Visiblement, pas de quoi inquiéter bon nombre d’automobilistes surtout anxieux de voir une poignée de militants entraver leur avance. Pas de quoi non plus stimuler, en France, les juges de la chambre spécialisés dans les contentieux liés à l’environnement et de qui, depuis longtemps déjà, on attend qu’ils ouvrent le procès visant quatorze prévenus accusés d’avoir retardé jusqu’en 1997 l’interdiction de l’amiante – un matériau hautement cancérigène. En outre, que peuvent les propos du GIEC sur un président Biden qui, pour sa part, redoute d’être accusé de mettre en danger la sécurité énergétique nationale, et qui donc, « bombe climatique » ou pas, se livre à un grand revirement – considérant désormais d’un bon œil un projet de forage prévu en Alaska, car susceptible d’extraire à terme 40% de la production actuelle de l’État ? (En la matière, on se devra de préciser que ses administrés se voient très mal diminuer leur consommation énergétique qu’on jugera pourtant mirobolante.)
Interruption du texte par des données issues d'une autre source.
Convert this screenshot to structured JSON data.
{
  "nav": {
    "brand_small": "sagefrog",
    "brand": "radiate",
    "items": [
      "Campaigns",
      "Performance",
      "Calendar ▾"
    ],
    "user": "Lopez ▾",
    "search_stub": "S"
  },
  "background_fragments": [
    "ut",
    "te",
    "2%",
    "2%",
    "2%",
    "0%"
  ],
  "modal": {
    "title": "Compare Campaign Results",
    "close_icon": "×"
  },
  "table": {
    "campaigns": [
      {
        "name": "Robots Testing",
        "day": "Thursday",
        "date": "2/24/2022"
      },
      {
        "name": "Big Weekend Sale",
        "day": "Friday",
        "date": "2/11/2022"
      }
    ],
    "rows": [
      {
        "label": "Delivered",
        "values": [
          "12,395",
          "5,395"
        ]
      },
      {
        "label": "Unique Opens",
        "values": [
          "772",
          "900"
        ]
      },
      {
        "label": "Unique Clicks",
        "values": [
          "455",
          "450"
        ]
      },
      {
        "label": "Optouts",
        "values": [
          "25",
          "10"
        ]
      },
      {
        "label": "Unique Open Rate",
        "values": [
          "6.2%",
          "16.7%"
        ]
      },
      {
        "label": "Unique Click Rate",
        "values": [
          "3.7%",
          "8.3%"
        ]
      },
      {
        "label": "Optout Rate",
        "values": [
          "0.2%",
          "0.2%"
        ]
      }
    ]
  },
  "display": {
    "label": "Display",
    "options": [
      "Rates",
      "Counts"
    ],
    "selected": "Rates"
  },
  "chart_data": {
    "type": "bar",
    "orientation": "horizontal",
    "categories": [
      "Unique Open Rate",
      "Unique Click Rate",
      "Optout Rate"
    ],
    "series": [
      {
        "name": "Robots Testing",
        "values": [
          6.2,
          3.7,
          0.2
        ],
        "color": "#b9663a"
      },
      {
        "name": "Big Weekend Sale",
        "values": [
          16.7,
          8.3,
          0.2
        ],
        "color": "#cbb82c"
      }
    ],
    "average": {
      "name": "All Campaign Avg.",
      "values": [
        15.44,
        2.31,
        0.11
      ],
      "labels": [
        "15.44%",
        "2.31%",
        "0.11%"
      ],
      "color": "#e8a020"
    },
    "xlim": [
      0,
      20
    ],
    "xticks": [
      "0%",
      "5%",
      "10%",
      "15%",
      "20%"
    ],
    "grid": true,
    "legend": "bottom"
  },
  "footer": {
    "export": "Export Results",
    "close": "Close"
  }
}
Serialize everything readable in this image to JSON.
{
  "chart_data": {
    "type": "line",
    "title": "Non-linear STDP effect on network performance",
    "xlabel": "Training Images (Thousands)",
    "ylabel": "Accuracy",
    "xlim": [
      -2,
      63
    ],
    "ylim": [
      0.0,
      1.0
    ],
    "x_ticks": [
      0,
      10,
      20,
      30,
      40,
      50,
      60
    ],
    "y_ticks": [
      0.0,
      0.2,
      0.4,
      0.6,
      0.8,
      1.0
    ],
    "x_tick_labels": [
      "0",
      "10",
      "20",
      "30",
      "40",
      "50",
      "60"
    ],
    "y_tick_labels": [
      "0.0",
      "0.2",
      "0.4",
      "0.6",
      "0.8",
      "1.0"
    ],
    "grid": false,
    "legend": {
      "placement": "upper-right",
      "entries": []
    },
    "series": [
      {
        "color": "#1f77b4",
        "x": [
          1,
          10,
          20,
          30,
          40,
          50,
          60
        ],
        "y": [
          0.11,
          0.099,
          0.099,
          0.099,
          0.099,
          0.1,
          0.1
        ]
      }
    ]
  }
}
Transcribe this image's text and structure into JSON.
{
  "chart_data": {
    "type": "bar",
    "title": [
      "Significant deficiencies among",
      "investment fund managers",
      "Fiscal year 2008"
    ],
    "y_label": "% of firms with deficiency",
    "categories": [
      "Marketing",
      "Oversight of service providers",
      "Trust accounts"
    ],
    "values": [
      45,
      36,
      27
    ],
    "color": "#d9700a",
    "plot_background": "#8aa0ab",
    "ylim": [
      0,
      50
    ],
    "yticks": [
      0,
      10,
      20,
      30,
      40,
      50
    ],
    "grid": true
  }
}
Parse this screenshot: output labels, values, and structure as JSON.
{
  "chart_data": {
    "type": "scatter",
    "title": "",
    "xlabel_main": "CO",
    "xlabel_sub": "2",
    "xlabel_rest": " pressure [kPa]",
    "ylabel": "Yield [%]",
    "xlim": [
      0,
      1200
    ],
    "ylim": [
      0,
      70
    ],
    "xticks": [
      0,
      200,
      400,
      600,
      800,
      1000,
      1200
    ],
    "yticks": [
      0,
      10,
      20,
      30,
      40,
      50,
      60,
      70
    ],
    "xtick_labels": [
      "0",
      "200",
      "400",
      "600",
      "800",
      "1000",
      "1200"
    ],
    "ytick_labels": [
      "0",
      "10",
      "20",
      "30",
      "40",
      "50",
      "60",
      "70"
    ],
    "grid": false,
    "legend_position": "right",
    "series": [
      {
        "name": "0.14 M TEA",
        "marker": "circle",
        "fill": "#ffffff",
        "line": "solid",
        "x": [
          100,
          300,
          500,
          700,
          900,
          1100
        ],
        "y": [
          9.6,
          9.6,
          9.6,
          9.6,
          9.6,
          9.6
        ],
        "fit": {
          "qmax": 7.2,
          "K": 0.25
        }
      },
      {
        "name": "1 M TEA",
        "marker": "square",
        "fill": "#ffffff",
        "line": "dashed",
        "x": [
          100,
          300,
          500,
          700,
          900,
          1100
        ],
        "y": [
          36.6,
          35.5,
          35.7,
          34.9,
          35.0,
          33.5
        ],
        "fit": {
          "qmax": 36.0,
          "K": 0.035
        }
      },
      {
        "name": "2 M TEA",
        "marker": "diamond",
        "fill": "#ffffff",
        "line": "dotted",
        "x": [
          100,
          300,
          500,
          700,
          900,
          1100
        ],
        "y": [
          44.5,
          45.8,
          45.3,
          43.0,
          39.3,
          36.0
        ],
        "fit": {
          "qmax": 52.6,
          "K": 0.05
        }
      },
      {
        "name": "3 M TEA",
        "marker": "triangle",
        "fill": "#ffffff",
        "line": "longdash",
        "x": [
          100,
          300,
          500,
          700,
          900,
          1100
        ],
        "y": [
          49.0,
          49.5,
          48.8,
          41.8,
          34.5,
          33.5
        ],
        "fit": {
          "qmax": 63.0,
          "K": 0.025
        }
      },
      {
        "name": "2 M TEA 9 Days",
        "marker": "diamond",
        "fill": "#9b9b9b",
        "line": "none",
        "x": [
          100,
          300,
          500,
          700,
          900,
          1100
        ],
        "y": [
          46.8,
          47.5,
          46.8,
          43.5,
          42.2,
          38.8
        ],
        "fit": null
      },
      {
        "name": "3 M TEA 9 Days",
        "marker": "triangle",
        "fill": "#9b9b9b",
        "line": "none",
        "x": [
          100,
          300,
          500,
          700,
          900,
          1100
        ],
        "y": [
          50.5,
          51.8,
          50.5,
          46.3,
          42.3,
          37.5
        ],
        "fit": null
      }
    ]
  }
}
Au fil des jours, noté en outre que :

– à la suite du vote du 12 mars, la publicité continuera de fleurir partout dans la ville de Genève (24 Heures, 12 mars) ;

– en dépit des mises en garde des scientifiques sur l’impact néfaste de l’excès de viande sur notre santé et sur la planète, la consommation mondiale de viande continue d’augmenter (Le Temps, 17 mars).

Et pour finir avec une bonne nouvelle :

– la lutte contre le gaspillage alimentaire passant par un changement d’habitudes face aux invendus et aux dates de péremption, « afin de sensibiliser le monde politique à cette thématique, une opération a été organisée au Parlement, à Berne. Le restaurant du Palais fédéral proposait des menus préparés avec des aliments récupérés. Et certain.es élu.es ont osé goûter. » Authentique ! (RTS Info Suisse Good, 10 mars).

Sur quoi, lectrices, lecteurs, souffrez que l’humble chroniqueur d’Un air de famille aille prendre l’air à Thessalonique pour la durée d’un mois. Il ne devrait pas manquer de vous signaler si cet air-là est – ou non – respirable.